Recovery in the housing market is on the verge of stalling (is a double-dip near?)



A summary from various news sources:
· With the expiry of an $8,000 tax credit for first-time homebuyers on April 30, new single-family home sales in the U.S. crashed in May.
· Commerce department figures showed on Wednesday that new home sales dropped by 32.7 per cent from April to May to an annual rate of 300,000.
· The monthly fall was also a record, and was nearly twice as severe as Wall Street analysts had predicted.
· Compared with the same month a year ago, new home sales are off by 18.3 per cent.
· Additionally, home prices have now fallen for the past six months, according to the Case-Shiller home-price index.
· Foreclosures have been running at a rate of over 300,000 filings a month for the past 15 months.
· By some estimates, it will take more than eight years of normal sales to clear the stock of houses now held by banks.
· Bloomberg reported that mortgage securities with U.S.-backed guarantees traded at record high prices on speculation homeowner refinancing will fail to accelerate and as supply of the bonds remains limited.

Thoughts:
With the government stimulus drawing down, we now have a reminder of what the housing situation is really like. Other than low interest rates, there are few factors that will provide a boost to the housing market at the moment. This is why the fed has opted to keep interest rates low and will continue to do so (probably at least until early 2011).

Housing will continue to be one of the most important indicators for our economy. Many economists argue that the housing market never really recovered in the first place. The rebound that we saw was largely due to artificial support from the government and low interest rates from the fed. Therefore, the best investors and buyers can hope for is a slow and steady improvement in the coming months. The stock market and the entire economy are likely to follow the same slow and steady growth if they are to improve.

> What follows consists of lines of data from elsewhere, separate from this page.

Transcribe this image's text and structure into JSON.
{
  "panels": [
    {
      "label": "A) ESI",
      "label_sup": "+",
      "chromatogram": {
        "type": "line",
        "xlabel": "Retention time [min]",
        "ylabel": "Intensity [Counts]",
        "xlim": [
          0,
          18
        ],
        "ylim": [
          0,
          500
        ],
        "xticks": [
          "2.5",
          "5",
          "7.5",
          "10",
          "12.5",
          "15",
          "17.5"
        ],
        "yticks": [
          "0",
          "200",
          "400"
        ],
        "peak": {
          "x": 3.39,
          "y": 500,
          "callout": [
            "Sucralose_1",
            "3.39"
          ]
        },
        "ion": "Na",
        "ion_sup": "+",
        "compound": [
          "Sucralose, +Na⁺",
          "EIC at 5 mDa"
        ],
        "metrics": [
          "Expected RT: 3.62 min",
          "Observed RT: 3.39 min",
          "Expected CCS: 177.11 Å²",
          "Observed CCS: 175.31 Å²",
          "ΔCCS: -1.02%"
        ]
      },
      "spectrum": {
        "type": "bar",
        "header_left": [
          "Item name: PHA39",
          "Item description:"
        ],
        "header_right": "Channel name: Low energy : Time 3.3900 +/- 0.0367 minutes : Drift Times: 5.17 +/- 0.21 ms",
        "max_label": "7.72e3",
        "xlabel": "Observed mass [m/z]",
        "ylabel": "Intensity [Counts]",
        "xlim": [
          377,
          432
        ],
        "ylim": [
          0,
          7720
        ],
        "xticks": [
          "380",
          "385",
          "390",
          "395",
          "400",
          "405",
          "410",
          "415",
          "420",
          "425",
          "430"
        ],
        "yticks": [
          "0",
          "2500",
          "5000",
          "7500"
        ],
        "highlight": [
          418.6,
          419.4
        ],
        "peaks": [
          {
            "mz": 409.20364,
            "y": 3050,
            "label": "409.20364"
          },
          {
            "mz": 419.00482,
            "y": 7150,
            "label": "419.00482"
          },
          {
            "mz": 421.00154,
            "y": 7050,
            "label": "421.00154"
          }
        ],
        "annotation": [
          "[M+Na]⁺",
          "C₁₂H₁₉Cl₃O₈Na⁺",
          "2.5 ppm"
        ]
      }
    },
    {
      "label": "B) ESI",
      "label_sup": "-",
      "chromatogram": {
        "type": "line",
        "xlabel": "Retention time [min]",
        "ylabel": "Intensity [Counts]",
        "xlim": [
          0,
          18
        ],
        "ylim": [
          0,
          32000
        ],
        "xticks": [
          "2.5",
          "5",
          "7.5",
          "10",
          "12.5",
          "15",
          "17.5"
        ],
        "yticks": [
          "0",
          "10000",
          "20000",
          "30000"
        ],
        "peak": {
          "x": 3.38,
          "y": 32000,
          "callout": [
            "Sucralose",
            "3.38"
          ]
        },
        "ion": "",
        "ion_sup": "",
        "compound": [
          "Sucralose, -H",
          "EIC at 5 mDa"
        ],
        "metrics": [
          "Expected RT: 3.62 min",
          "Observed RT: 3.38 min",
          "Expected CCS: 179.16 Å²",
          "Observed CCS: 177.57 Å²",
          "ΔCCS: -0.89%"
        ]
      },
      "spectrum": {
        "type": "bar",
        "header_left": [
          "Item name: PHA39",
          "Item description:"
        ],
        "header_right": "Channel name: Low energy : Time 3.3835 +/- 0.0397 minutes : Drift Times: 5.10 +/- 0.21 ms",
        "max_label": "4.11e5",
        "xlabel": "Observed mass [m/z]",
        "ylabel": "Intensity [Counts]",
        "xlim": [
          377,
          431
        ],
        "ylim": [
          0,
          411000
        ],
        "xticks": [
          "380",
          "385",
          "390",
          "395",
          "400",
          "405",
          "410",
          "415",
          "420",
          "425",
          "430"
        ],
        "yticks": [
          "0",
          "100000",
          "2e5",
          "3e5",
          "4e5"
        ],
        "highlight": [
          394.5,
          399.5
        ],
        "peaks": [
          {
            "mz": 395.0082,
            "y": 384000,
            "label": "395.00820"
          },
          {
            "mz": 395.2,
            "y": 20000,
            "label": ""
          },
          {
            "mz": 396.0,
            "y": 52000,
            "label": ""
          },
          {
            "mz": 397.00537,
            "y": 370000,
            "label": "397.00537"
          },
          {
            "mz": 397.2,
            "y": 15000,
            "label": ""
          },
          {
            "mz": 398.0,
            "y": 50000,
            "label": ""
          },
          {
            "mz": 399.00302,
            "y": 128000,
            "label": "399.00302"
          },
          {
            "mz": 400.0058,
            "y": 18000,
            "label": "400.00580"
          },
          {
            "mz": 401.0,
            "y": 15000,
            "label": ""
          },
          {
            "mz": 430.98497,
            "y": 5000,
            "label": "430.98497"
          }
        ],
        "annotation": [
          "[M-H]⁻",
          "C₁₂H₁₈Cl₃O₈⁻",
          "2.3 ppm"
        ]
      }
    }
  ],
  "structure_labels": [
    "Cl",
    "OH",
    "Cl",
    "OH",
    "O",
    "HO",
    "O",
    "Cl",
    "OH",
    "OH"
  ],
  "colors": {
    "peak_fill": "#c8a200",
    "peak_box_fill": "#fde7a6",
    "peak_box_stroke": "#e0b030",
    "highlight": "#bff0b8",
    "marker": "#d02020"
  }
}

Being that housing and labor markets go hand in hand. An improvement in employment and incomes is needed to raise home demand and lift house prices. Poor jobs data in the past month is another sign that the recovery in the housing market is stalling.

Conclusion:
The drop in homes sales is likely a correction, due to the expiring tax credits. I do not expect a double dip in the housing market. However, I do see a long and drawn out recovery that will take years to play out. What will it take in order to see improvements in employment (which will aid housing)? Businesses will need easier access to credit and stronger confidence from consumers.

Daniel A.
Summer Analyst
Analyze Capital LLC

1 comment:

  1. Well done Dan. Quality workmanship. What do you think is the best indicator of a housing recovery? You mentioned jobs and credit as 2.